Schools, which normally return shortly after the New Year Bank Holiday, will only do so on January 10, with days lopped off Carnival and Easter breaks to make up for time lost.
“Reaching the 85% mark of vaccinations in Portugal (we are now already at 87%) did not end the pandemic,” Mr Costa conceded. “It allowed us to reduce cases, hospitalisations and deaths and has left us in a better position than the rest of Europe … We are better off than the majority of European countries, but we aren’t as well off as we would have hoped.”
The restrictions do have some grey areas, however. For example, cafés – which often provide meals – are not included in the list of new restrictions, meaning people using them are under no obligation to reveal their vaccine status or otherwise.
Ditto for restaurant terraces. And this throws up another moot area: anyone eating on a restaurant terrace will be allowed inside the restaurant to use the lavatory, or to pay.
The same goes for people purchasing takeaways: no proof of vaccination status will be required.
Church masses remain open to everyone, again irrespective of showing Covid Digital Certificates/negative tests.
On Wednesday also, DGS health chiefs confirmed that once people have shown all the necessary paperwork to enter a bar or a discotheque, there will be no reason for them to wear masks inside. This contradicted information understood by the sector, following discussions with the government last week – meaning, confusion dogs the detail, leaving many people bewildered.
Columnist Manuel S. Fonseca has made no bones of what he sees as a “lethal combination of cowardice with total absence of feeling for life”.
When did this “fear of death” takeover society, he asks?
It is a question being posed increasingly as the world appears to be tying itself in self-defeating knots of prevention.

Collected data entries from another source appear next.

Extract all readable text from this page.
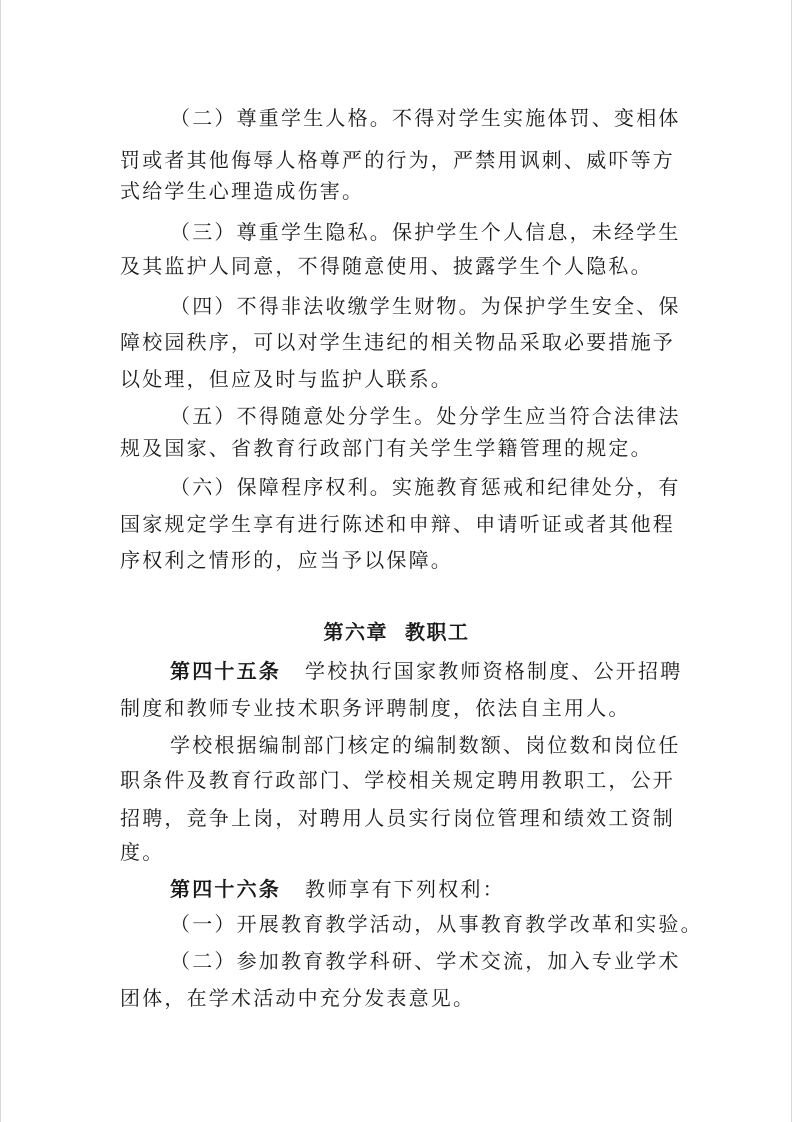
（二）尊重学生人格。不得对学生实施体罚、变相体
罚或者其他侮辱人格尊严的行为，严禁用讽刺、威吓等方
式给学生心理造成伤害。
（三）尊重学生隐私。保护学生个人信息，未经学生
及其监护人同意，不得随意使用、披露学生个人隐私。
（四）不得非法收缴学生财物。为保护学生安全、保
障校园秩序，可以对学生违纪的相关物品采取必要措施予
以处理，但应及时与监护人联系。
（五）不得随意处分学生。处分学生应当符合法律法
规及国家、省教育行政部门有关学生学籍管理的规定。
（六）保障程序权利。实施教育惩戒和纪律处分，有
国家规定学生享有进行陈述和申辩、申请听证或者其他程
序权利之情形的，应当予以保障。
第六章  教职工
第四十五条 学校执行国家教师资格制度、公开招聘
制度和教师专业技术职务评聘制度，依法自主用人。
学校根据编制部门核定的编制数额、岗位数和岗位任
职条件及教育行政部门、学校相关规定聘用教职工，公开
招聘，竞争上岗，对聘用人员实行岗位管理和绩效工资制
度。
第四十六条 教师享有下列权利：
（一）开展教育教学活动，从事教育教学改革和实验。
（二）参加教育教学科研、学术交流，加入专业学术
团体，在学术活动中充分发表意见。
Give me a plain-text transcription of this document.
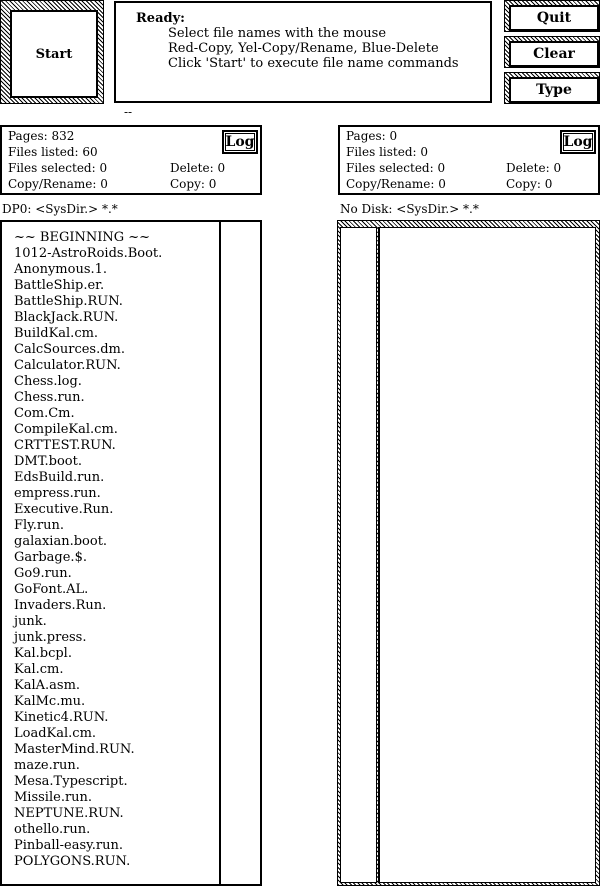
Start
Ready:
Select file names with the mouse
Red-Copy, Yel-Copy/Rename, Blue-Delete
Click 'Start' to execute file name commands
Quit
Clear
Type
--
Pages: 832
Files listed: 60
Files selected: 0	Delete: 0
Copy/Rename: 0	Copy: 0
Log	Pages: 0
Files listed: 0
Files selected: 0	Delete: 0
Copy/Rename: 0	Copy: 0
Log
DP0: <SysDir.> *.*	No Disk: <SysDir.> *.*
~~ BEGINNING ~~
1012-AstroRoids.Boot.
Anonymous.1.
BattleShip.er.
BattleShip.RUN.
BlackJack.RUN.
BuildKal.cm.
CalcSources.dm.
Calculator.RUN.
Chess.log.
Chess.run.
Com.Cm.
CompileKal.cm.
CRTTEST.RUN.
DMT.boot.
EdsBuild.run.
empress.run.
Executive.Run.
Fly.run.
galaxian.boot.
Garbage.$.
Go9.run.
GoFont.AL.
Invaders.Run.
junk.
junk.press.
Kal.bcpl.
Kal.cm.
KalA.asm.
KalMc.mu.
Kinetic4.RUN.
LoadKal.cm.
MasterMind.RUN.
maze.run.
Mesa.Typescript.
Missile.run.
NEPTUNE.RUN.
othello.run.
Pinball-easy.run.
POLYGONS.RUN.
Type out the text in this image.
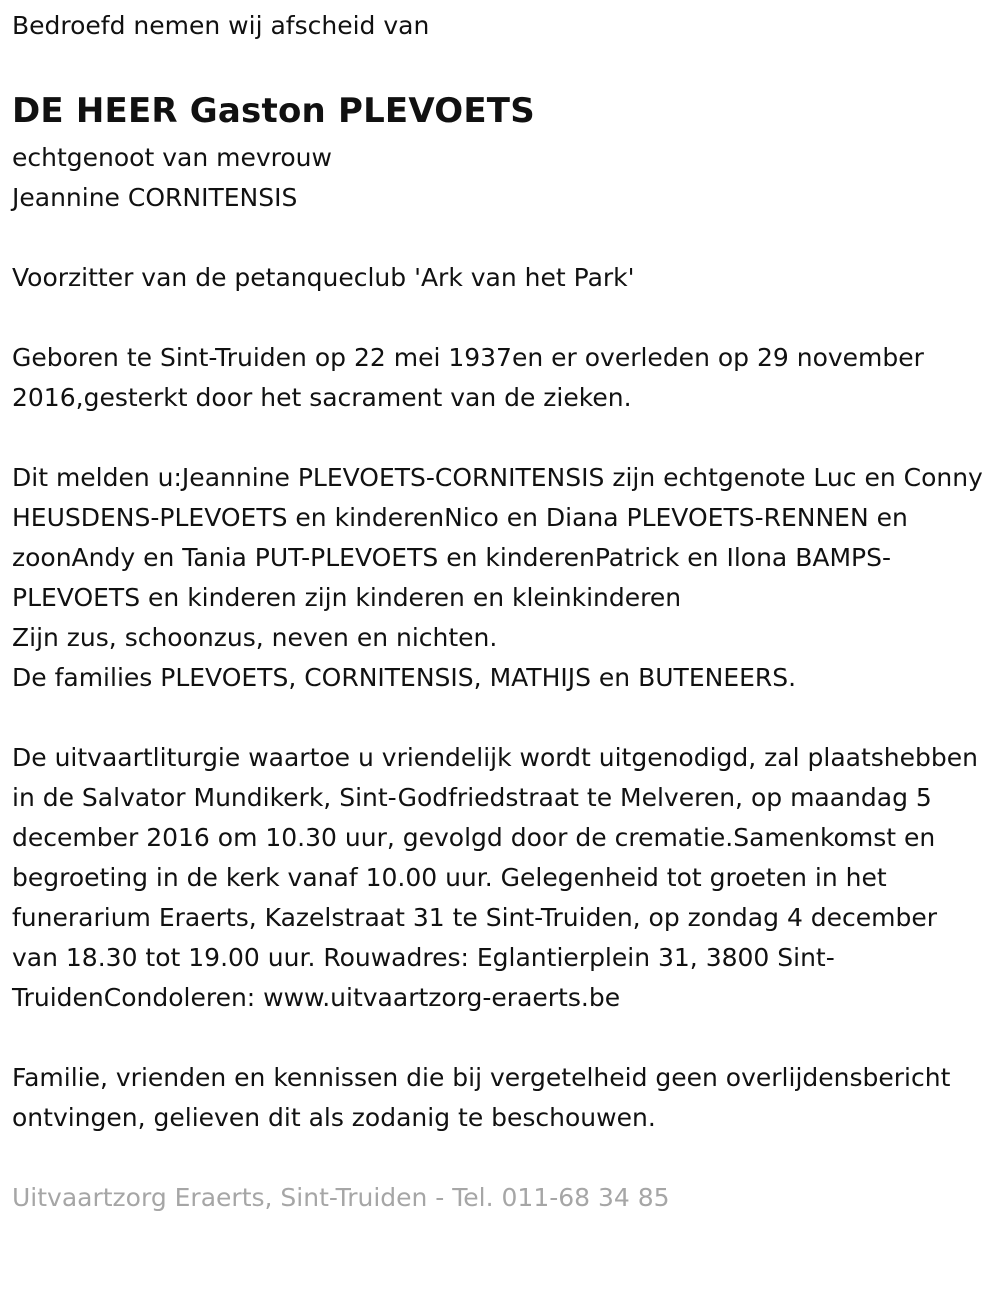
Bedroefd nemen wij afscheid van

DE HEER Gaston PLEVOETS

echtgenoot van mevrouw

Jeannine CORNITENSIS

Voorzitter van de petanqueclub 'Ark van het Park'

Geboren te Sint-Truiden op 22 mei 1937en er overleden op 29 november 2016,gesterkt door het sacrament van de zieken.

Dit melden u:Jeannine PLEVOETS-CORNITENSIS zijn echtgenote Luc en Conny HEUSDENS-PLEVOETS en kinderenNico en Diana PLEVOETS-RENNEN en zoonAndy en Tania PUT-PLEVOETS en kinderenPatrick en Ilona BAMPS-PLEVOETS en kinderen zijn kinderen en kleinkinderen

Zijn zus, schoonzus, neven en nichten.

De families PLEVOETS, CORNITENSIS, MATHIJS en BUTENEERS.

De uitvaartliturgie waartoe u vriendelijk wordt uitgenodigd, zal plaatshebben in de Salvator Mundikerk, Sint-Godfriedstraat te Melveren, op maandag 5 december 2016 om 10.30 uur, gevolgd door de crematie.Samenkomst en begroeting in de kerk vanaf 10.00 uur. Gelegenheid tot groeten in het funerarium Eraerts, Kazelstraat 31 te Sint-Truiden, op zondag 4 december van 18.30 tot 19.00 uur. Rouwadres: Eglantierplein 31, 3800 Sint-TruidenCondoleren: www.uitvaartzorg-eraerts.be

Familie, vrienden en kennissen die bij vergetelheid geen overlijdensbericht ontvingen, gelieven dit als zodanig te beschouwen.

Uitvaartzorg Eraerts, Sint-Truiden - Tel. 011-68 34 85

Even authorities have fallen into confusion by mistakenly stating in article 18 clause 157 of the Resolution of the Council of Ministers published in State newspaper Diário da República last Sunday: “Only essential and non-essential journeys are authorised…”
The World Health Organisation has also said, in response to the so-far unestablished effects of Omicron, that vulnerable people and anyone over the age of 60 should delay any journeys they may have planned over the festive period.
In the words of President Marcelo, who calmly travelled to Angola for the weekend – when other countries were putting the African country on their travel red lists – the moment is one for everyone “to take a deep breath”:
Omicron could end up being “a repetition of other variants identified in South Africa” and, in the other cases, the variants “were not in the end so serious”.
13 test positive for Omicron
The DGS health authority has revealed that 13 positive cases have been discovered in Portugal – all of them involving people who remain ‘well’, some even showing no symptoms.
In Portugal, for the time being, the 13 cases identified are among football players and ‘the technical team’ of Belenenses SAD.
As SIC explains, “one of them returned recently from South Africa”.
DGS health director Graça Freitas has described all those infected as having a “favourable evolution” of the virus, which she agrees “is very good news”.
The next step will be to “intensely” seek out the contacts of the infected 13, ensure they go into self-isolation and get them to take diagnostic tests (irrespective of their vaccination status, or indeed level of exposure).